In health care, we have also glimpsed more systemic change. Today, more is being done remotely than ever before. And more will need to be done. The Government and the GHA cannot lose sight of the fact that none of the other health problems we had at the beginning of 2020 have disappeared.
In an interview with the Gibraltar Chronicle, the Acting Medical Director Dr Krishna Rawal said he had no doubt there are people with medical conditions that are not as controlled as they should be as their appointments have been delayed by the pandemic.
Others will have (non-Covid-19) diagnoses for new health problems made later, complicating treatment. The Health Ministry and the GHA will be conscious of this and eager to redouble efforts to catch up, as much as possible, as soon as possible.
And, then there’s mental health. The Gibraltar Mental Welfare Society has warned that, as a result of Covid-19, some people with mental health issues locally are feeling more abandoned than ever and are struggling to get the support they need. Even in the most difficult of cases, the worst outcome - suicide - is preventable, but action needs to be taken to protect people’s mental health.
The Government’s ability to raise funding to deal with this health emergency could also recalibrate public expectations about what is possible for governments to do. For example, might campaigners demand an increase in spending on mental health and more urgent investment in dealing with the climate emergency?
The demand for action to avoid potentially irreversible environmental damage featured prominently in local news in 2019 and also at the start of 2020. But for most of the year these voices have not been heard anywhere near as loudly - perhaps partly because large gatherings like the sort we saw in the prominent school strikes 12-18 months ago have been banned on public health grounds.
As we look to 2021, we should be mindful that pandemics can be followed by social upheaval. The International Monetary Fund says unrest tends to surge about 14 months after the onset of widespread disease, peaking after 24 months. The more unequal a society, the more upheaval. Think about Gibraltar as a community, but also about our neighbour La Linea.

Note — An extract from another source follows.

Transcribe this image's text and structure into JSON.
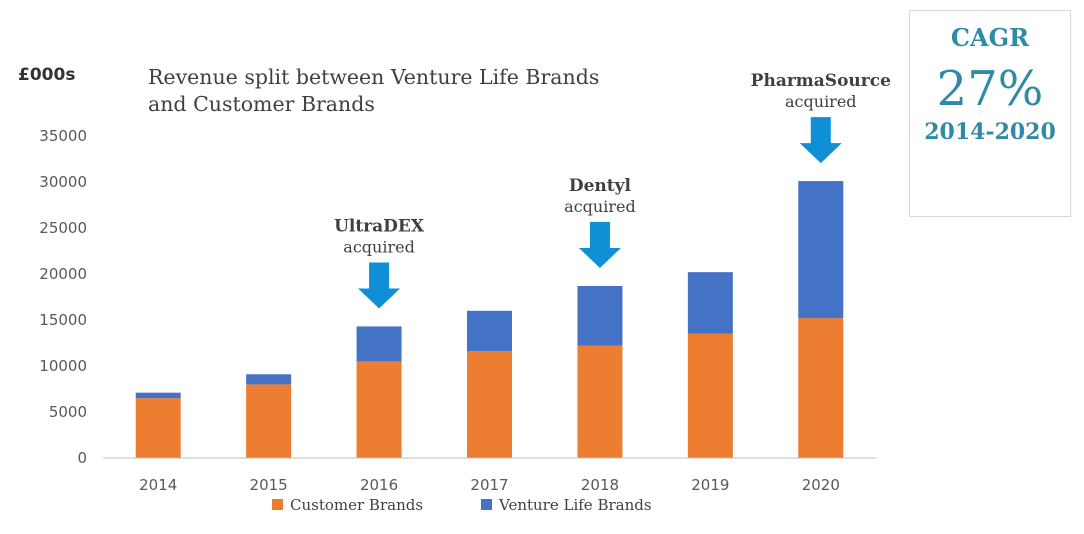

The uncertainty surrounding movements on Line Wall Road has been outlived and certainly outweighed by the continued uncertainty around Brexit - or more specifically, Gibraltar’s future relationship with the EU and in particular Spain. The UK and EU did not seem likely to agree a deal, but did so on Christmas Eve.

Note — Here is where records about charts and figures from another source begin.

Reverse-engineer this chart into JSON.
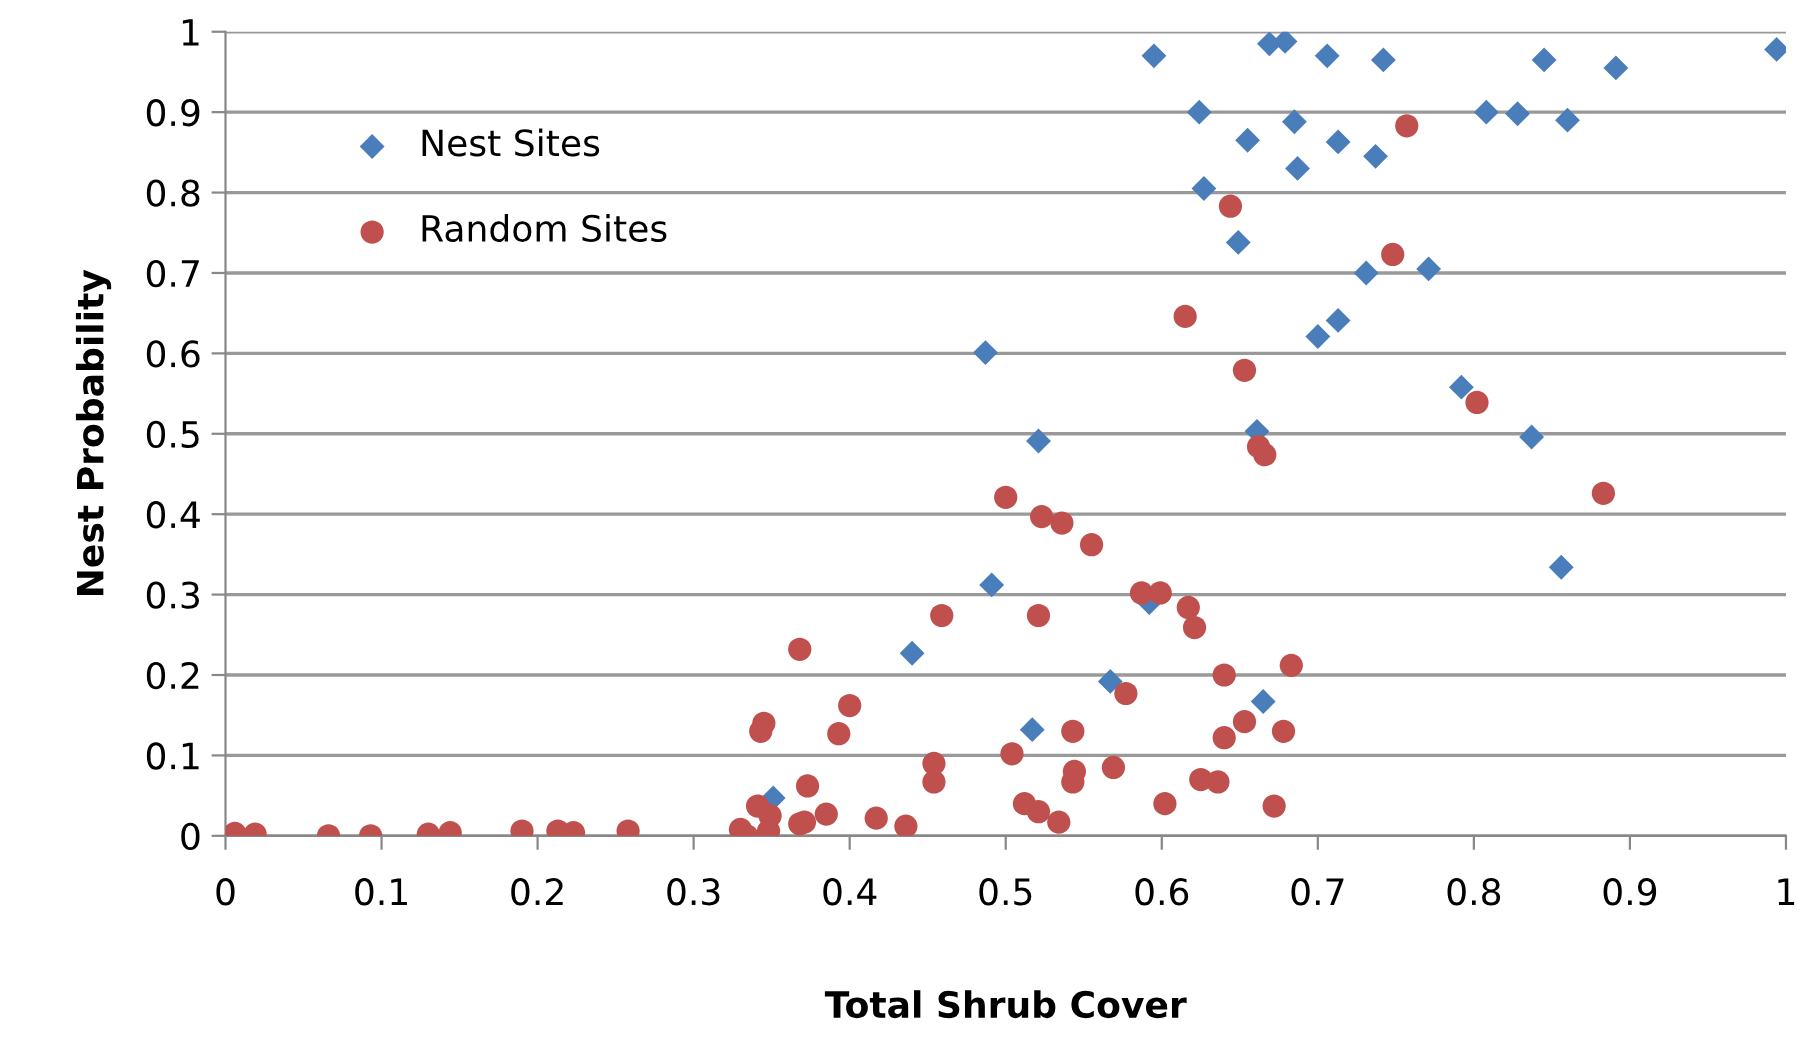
{
  "chart_data": {
    "type": "scatter",
    "xlabel": "Total Shrub Cover",
    "ylabel": "Nest Probability",
    "xlim": [
      0,
      1
    ],
    "xticks": [
      0,
      0.1,
      0.2,
      0.3,
      0.4,
      0.5,
      0.6,
      0.7,
      0.8,
      0.9,
      1
    ],
    "ylim": [
      0,
      1
    ],
    "yticks": [
      0,
      0.1,
      0.2,
      0.3,
      0.4,
      0.5,
      0.6,
      0.7,
      0.8,
      0.9,
      1
    ],
    "grid": "y",
    "legend": "top left",
    "series": [
      {
        "name": "Nest Sites",
        "color": "#4a7ebb",
        "marker": "diamond",
        "x": [
          0.595,
          0.669,
          0.679,
          0.706,
          0.742,
          0.845,
          0.891,
          0.994,
          0.624,
          0.808,
          0.828,
          0.86,
          0.685,
          0.655,
          0.713,
          0.737,
          0.687,
          0.627,
          0.649,
          0.731,
          0.771,
          0.713,
          0.7,
          0.487,
          0.792,
          0.521,
          0.661,
          0.837,
          0.856,
          0.491,
          0.44,
          0.567,
          0.592,
          0.517,
          0.665,
          0.351
        ],
        "values": [
          0.97,
          0.985,
          0.988,
          0.97,
          0.965,
          0.965,
          0.955,
          0.978,
          0.9,
          0.9,
          0.898,
          0.89,
          0.888,
          0.865,
          0.863,
          0.845,
          0.83,
          0.805,
          0.738,
          0.7,
          0.705,
          0.641,
          0.621,
          0.601,
          0.558,
          0.491,
          0.503,
          0.496,
          0.334,
          0.312,
          0.227,
          0.192,
          0.29,
          0.132,
          0.167,
          0.047
        ]
      },
      {
        "name": "Random Sites",
        "color": "#c0504d",
        "marker": "circle",
        "x": [
          0.006,
          0.019,
          0.066,
          0.093,
          0.13,
          0.144,
          0.19,
          0.213,
          0.223,
          0.258,
          0.33,
          0.334,
          0.341,
          0.349,
          0.348,
          0.345,
          0.343,
          0.368,
          0.373,
          0.368,
          0.371,
          0.385,
          0.4,
          0.393,
          0.417,
          0.436,
          0.454,
          0.454,
          0.459,
          0.5,
          0.523,
          0.536,
          0.555,
          0.587,
          0.599,
          0.617,
          0.621,
          0.521,
          0.577,
          0.64,
          0.683,
          0.653,
          0.64,
          0.678,
          0.543,
          0.504,
          0.544,
          0.543,
          0.569,
          0.625,
          0.636,
          0.512,
          0.521,
          0.534,
          0.602,
          0.672,
          0.757,
          0.644,
          0.748,
          0.615,
          0.653,
          0.802,
          0.662,
          0.666,
          0.883
        ],
        "values": [
          0.003,
          0.002,
          0.0,
          0.0,
          0.002,
          0.004,
          0.006,
          0.006,
          0.004,
          0.006,
          0.008,
          0.0,
          0.037,
          0.025,
          0.006,
          0.14,
          0.13,
          0.232,
          0.062,
          0.015,
          0.017,
          0.027,
          0.162,
          0.127,
          0.022,
          0.012,
          0.067,
          0.09,
          0.274,
          0.421,
          0.397,
          0.389,
          0.362,
          0.302,
          0.302,
          0.284,
          0.259,
          0.274,
          0.177,
          0.2,
          0.212,
          0.142,
          0.122,
          0.13,
          0.13,
          0.102,
          0.08,
          0.067,
          0.085,
          0.07,
          0.067,
          0.04,
          0.03,
          0.017,
          0.04,
          0.037,
          0.883,
          0.783,
          0.723,
          0.646,
          0.579,
          0.539,
          0.484,
          0.474,
          0.426
        ]
      }
    ]
  }
}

At the time of writing this, the Chief Minister had said he was still optimistic a deal could be done. But no Gibraltar deal had yet been done. Spain’s Foreign Minister, Arancha Gonzalez Laya, also believes a post-Brexit deal is possible in the next three days but has warned there will be delays at the frontier if not. As negotiations continue, we all await news with baited breath.

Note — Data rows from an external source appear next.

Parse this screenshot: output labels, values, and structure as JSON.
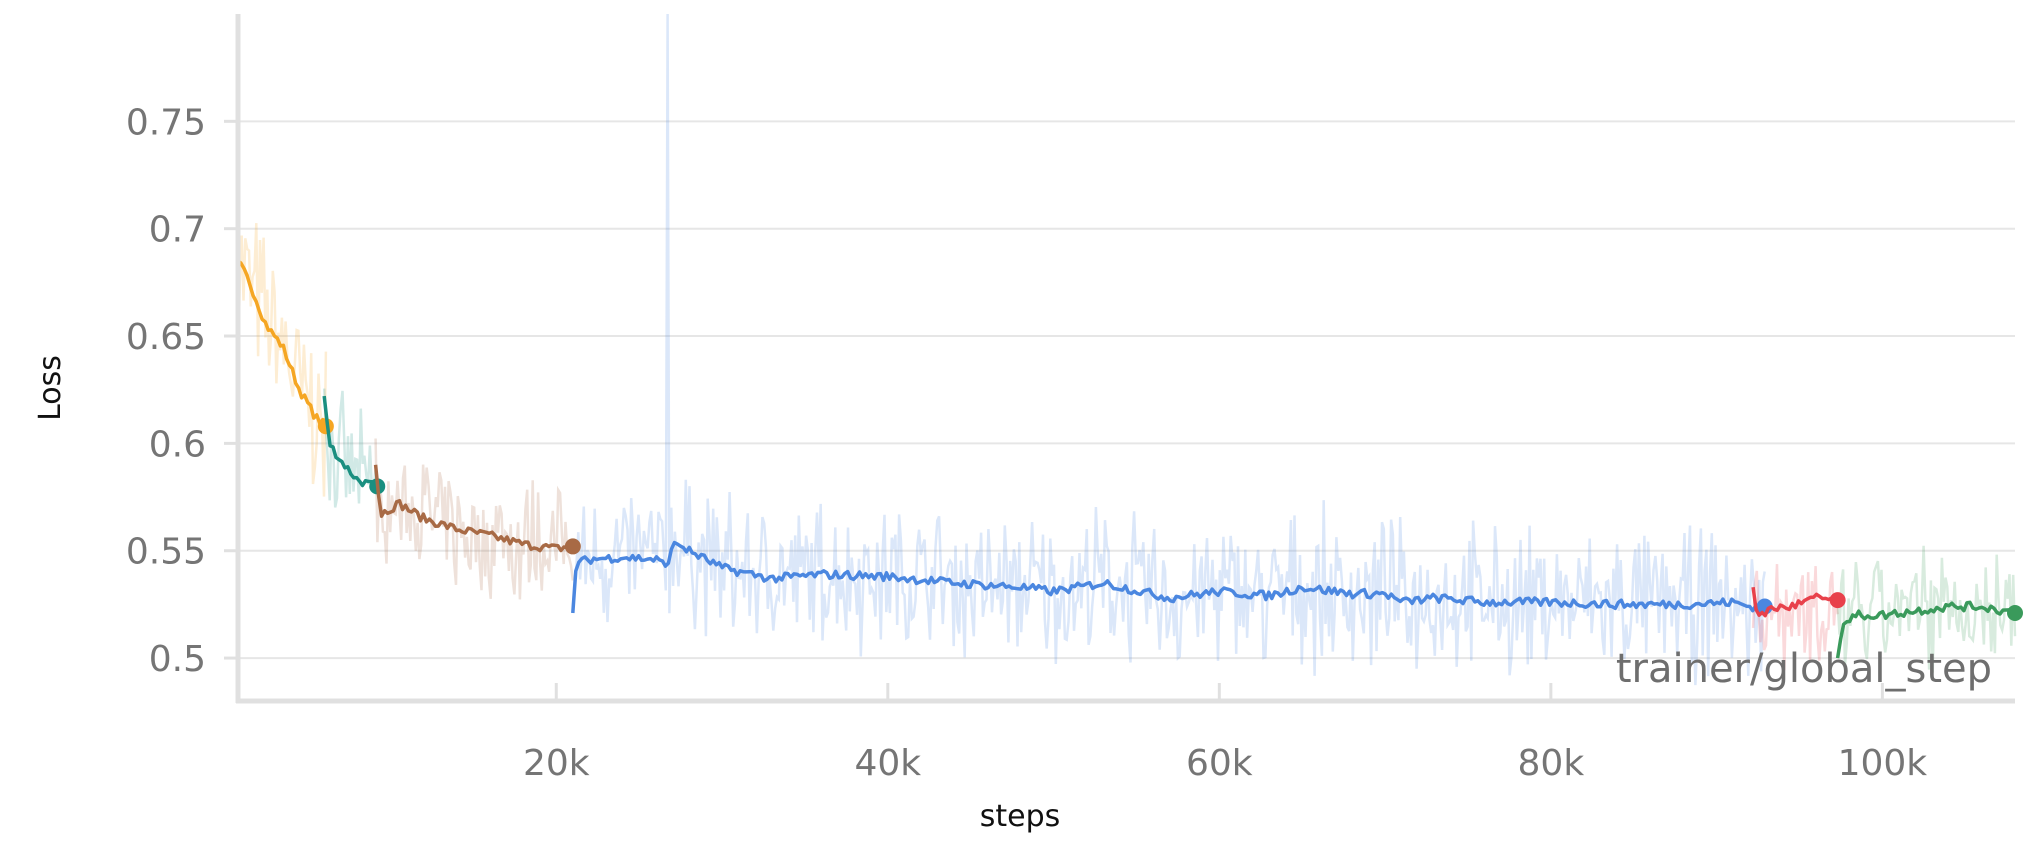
{
  "chart_data": {
    "type": "line",
    "title": "",
    "xlabel": "steps",
    "ylabel": "Loss",
    "x_axis_tag": "trainer/global_step",
    "xlim": [
      800,
      108000
    ],
    "ylim": [
      0.48,
      0.8
    ],
    "x_ticks": [
      20000,
      40000,
      60000,
      80000,
      100000
    ],
    "x_tick_labels": [
      "20k",
      "40k",
      "60k",
      "80k",
      "100k"
    ],
    "y_ticks": [
      0.5,
      0.55,
      0.6,
      0.65,
      0.7,
      0.75
    ],
    "y_tick_labels": [
      "0.5",
      "0.55",
      "0.6",
      "0.65",
      "0.7",
      "0.75"
    ],
    "grid": true,
    "legend": "none",
    "series": [
      {
        "color": "#f5a623",
        "x": [
          800,
          1500,
          2500,
          3500,
          4500,
          5500,
          6100
        ],
        "values": [
          0.685,
          0.675,
          0.655,
          0.645,
          0.625,
          0.612,
          0.608
        ],
        "end_marker": true,
        "noise": 0.035
      },
      {
        "color": "#1a8f80",
        "x": [
          6000,
          6300,
          7000,
          8000,
          9000,
          9200
        ],
        "values": [
          0.622,
          0.6,
          0.592,
          0.583,
          0.58,
          0.58
        ],
        "end_marker": true,
        "noise": 0.025
      },
      {
        "color": "#a86a45",
        "x": [
          9100,
          9400,
          10500,
          12000,
          14000,
          16000,
          18000,
          20000,
          21000
        ],
        "values": [
          0.59,
          0.567,
          0.572,
          0.565,
          0.56,
          0.557,
          0.553,
          0.551,
          0.552
        ],
        "end_marker": true,
        "noise": 0.025
      },
      {
        "color": "#4b87e0",
        "x": [
          21000,
          21200,
          22000,
          24000,
          26000,
          26600,
          27200,
          28000,
          30000,
          33000,
          36000,
          40000,
          44000,
          48000,
          50000,
          53000,
          57000,
          60000,
          63000,
          65000,
          68000,
          70000,
          71000,
          73000,
          76000,
          80000,
          84000,
          88000,
          91000,
          92000,
          92900
        ],
        "values": [
          0.521,
          0.544,
          0.546,
          0.547,
          0.546,
          0.543,
          0.554,
          0.55,
          0.542,
          0.537,
          0.539,
          0.538,
          0.535,
          0.533,
          0.531,
          0.535,
          0.528,
          0.531,
          0.529,
          0.533,
          0.53,
          0.53,
          0.526,
          0.528,
          0.526,
          0.526,
          0.525,
          0.525,
          0.526,
          0.524,
          0.524
        ],
        "end_marker": true,
        "noise": 0.03
      },
      {
        "color": "#e8414b",
        "x": [
          92200,
          92500,
          93200,
          94500,
          96000,
          97300
        ],
        "values": [
          0.533,
          0.518,
          0.523,
          0.524,
          0.528,
          0.527
        ],
        "end_marker": true,
        "noise": 0.025
      },
      {
        "color": "#3a9a5b",
        "x": [
          97300,
          97600,
          98500,
          100000,
          102000,
          104000,
          106000,
          108000
        ],
        "values": [
          0.5,
          0.516,
          0.52,
          0.52,
          0.522,
          0.524,
          0.524,
          0.521
        ],
        "end_marker": true,
        "noise": 0.025
      }
    ]
  }
}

The sheer scale of the challenges 2020 has brought us all, and the suffering it has inflicted on some, had not been experienced for decades. Covid-19 has exposed and tested us in a way that nothing had since the frontier re-opened. But the pandemic has also brought with it the promise of innovation: businesses and government departments moving their offerings online, government and opposition parties collaborating, individuals working from home, schools supporting more learning at home. Could 2021 be the year when we work together to fully deliver these promises?
On a more personal note, during lockdown and my prolonged isolation period, I found myself considering what it is in my life that matters most. You may have gone through something similar. That reflection seems important and could help us bring more meaning and happiness to our everyday lives in the coming weeks and months.